4.4 KiB
title, parent
| title | parent |
|---|---|
| Building | Development |
Building
Santa uses Bazel for building, testing and releases. The
main branch on GitHub is the source-of-truth with features developed in
personal forks.
Cloning
Clone the source and change into the directory.
git clone https://github.com/google/santa
cd santa
The above command will default to using the main branch. All releases are
built from tagged commits, so if you wanted to build, run or test a specific
release you can checkout that tag:
git checkout 0.9.33
If you want to list all the tags in reverse order:
git tag --sort=-creatordate
Building
Build a debug version of Santa:
bazel build //Source/santa_driver
Build a release (optimized) version of Santa:
bazel build //Source/santa_driver -c opt
The output for these commands will be a santa-driver.zip file under
bazel-bin which, when extracted, will contain all of Santa and should be
installed under /Library/Extensions. However, if you're working on Santa and
want a quick way to reload everything, see the next section.
Running
When working on Santa, it's useful to have a way to quickly reload all of the Santa components. For this reason, there's a special rule in the Santa BUILD file that will compile a new santa-driver, unload Santa if it's running, install the new Santa in the right place and attempt to load it.
On macOS 10.11+ System Integrity Protection (SIP) prevents loading of kernel extensions that are not signed by an Apple KEXT signing certificate. To be able to load and test a non-release version of Santa, SIP will have to be configured to allow non-Apple KEXT signing certificates.
This is only to be done a machine that is actively developing, unloading and loading kernel extensions.
- Boot into Recovery Mode: Reboot and hold down
command+r - From the utilities menu select
Terminal - Disable the KEXT feature of SIP:
csrutil enable --without kext - Reboot
You should now be able to load and run a non-release version of Santa.
Build and run a debug version of Santa.
bazel run :reload
Build and run a release version of Santa.
bazel run :reload -c opt
Using Xcode
While Bazel is a very convenient and powerful build system, it can still be
useful to use Xcode for actually working on the code. If you'd like to use Xcode
you can use Tulsi to generate an .xcodeproj from
the BUILD file which will use Bazel for actually doing the builds.
generate_xcodeproj.sh santa.tulsiproj
Debugging
Xcode and lldb can be used to debug Santa, similarly to any other project, with
some exceptions. Instead of clicking the play button to launch and attach to a
process, you can attach to an already running, or soon to by running, component
of Santa. To do this select the Debug menu and choose Attach to Process by PID or Name…. Below are the four components of Santa and who to debug the process
as.
Note: santa-driver (the kernel extension) cannot be debugged by attaching with Xcode.
Note: Xcode can attach to santad without interruption, however any breakpoints in the decision making codepath can deadlock the machine. Using lldb directly to attach to santad will deadlock the machine.
| process | user |
|---|---|
| santad | root |
| Santa* | me |
| santactl | me |
| santabs | root |
Xcode will then wait for the process to start. Issue this command to restart all the Santa processes in debug mode.

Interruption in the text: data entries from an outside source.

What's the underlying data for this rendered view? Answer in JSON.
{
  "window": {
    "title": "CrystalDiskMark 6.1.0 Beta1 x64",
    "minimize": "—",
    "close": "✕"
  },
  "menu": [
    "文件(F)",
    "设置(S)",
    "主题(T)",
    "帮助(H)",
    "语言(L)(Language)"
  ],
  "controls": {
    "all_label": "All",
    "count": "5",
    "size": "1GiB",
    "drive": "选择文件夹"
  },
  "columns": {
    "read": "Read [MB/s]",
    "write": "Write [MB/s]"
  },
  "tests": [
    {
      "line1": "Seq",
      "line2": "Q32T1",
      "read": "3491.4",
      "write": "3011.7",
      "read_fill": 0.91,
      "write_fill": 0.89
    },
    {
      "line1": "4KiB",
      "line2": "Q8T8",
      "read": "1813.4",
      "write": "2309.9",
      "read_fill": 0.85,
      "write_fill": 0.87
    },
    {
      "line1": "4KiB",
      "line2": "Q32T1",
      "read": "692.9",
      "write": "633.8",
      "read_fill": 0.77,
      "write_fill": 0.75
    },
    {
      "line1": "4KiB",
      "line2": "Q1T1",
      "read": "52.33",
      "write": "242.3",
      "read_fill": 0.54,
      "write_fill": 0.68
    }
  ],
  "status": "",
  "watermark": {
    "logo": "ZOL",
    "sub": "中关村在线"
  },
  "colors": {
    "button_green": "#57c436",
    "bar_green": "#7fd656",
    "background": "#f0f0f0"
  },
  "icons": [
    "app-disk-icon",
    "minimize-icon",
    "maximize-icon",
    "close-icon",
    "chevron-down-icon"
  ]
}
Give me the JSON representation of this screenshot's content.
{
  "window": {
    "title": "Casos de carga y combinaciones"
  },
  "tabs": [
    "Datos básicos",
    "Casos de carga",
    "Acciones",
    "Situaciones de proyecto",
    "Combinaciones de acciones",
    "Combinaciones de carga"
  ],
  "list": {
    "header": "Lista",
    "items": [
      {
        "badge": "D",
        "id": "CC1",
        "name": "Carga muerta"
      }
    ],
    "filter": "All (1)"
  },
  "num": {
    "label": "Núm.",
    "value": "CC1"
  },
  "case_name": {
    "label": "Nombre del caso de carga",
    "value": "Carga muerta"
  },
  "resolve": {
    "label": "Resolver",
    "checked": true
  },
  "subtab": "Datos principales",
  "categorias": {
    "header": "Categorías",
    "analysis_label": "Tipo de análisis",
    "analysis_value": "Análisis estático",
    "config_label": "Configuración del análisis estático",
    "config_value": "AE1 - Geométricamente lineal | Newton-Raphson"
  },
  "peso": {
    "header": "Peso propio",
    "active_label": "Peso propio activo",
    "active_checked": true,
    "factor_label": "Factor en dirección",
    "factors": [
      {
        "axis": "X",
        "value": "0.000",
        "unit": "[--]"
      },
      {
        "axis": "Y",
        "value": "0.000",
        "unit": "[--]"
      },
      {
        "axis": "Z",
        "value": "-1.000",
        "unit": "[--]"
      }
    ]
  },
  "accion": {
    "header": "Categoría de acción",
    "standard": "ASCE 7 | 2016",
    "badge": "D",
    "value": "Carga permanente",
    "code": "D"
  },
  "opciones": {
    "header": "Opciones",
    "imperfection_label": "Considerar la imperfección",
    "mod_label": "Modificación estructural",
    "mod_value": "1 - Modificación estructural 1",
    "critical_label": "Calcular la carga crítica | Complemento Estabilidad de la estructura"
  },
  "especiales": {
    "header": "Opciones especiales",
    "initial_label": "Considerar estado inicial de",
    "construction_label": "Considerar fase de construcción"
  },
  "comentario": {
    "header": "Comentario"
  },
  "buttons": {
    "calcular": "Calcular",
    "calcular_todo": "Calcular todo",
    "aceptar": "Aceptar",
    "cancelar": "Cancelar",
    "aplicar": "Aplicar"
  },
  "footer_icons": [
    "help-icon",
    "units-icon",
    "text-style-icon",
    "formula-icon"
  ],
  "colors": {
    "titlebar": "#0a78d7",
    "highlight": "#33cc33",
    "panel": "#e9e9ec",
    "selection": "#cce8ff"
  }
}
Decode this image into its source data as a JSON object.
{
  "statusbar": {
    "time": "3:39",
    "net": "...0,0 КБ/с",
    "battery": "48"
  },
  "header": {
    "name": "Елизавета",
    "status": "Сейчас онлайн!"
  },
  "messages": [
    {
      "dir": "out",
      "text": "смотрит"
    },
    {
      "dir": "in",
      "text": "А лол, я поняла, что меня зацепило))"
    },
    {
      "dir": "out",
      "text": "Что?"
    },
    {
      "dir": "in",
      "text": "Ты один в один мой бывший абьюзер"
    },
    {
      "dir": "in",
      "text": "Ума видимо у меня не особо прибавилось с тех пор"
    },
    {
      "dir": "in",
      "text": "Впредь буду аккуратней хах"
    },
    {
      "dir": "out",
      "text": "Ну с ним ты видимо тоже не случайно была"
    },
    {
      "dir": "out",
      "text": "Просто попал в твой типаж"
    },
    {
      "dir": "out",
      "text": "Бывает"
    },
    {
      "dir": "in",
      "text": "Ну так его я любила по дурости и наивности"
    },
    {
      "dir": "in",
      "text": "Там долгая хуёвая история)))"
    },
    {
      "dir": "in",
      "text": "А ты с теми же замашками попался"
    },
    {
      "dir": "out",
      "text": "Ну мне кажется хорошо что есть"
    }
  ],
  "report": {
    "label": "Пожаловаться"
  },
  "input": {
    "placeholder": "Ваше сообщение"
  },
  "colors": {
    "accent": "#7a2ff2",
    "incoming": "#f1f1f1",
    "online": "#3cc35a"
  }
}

*The Santa (GUI) process is the only component of Santa that can be launched and
debugged from Xcode directly. All the other components are launched with
privileges and/or are scoped to an XPC service that launchd scopes to a hosting
bundle. Thus the need for the Attach to Process by PID or Name… technique. See
the ipc document for for details.
bazel run :reload
Now the process is attached in Xcode and you can debug your day away.
Tests
Run all the logic / unit tests
bazel test :unit_tests
Run all of santa-driver kernel extension tests
bazel run //Source/santa_driver:kernel_tests
Releases
Creates a release build of Santa with a version based of the newest tag. Also saves the dsym files for each component of Santa. This makes debugging and interpreting future crashes or kernel panics much easier.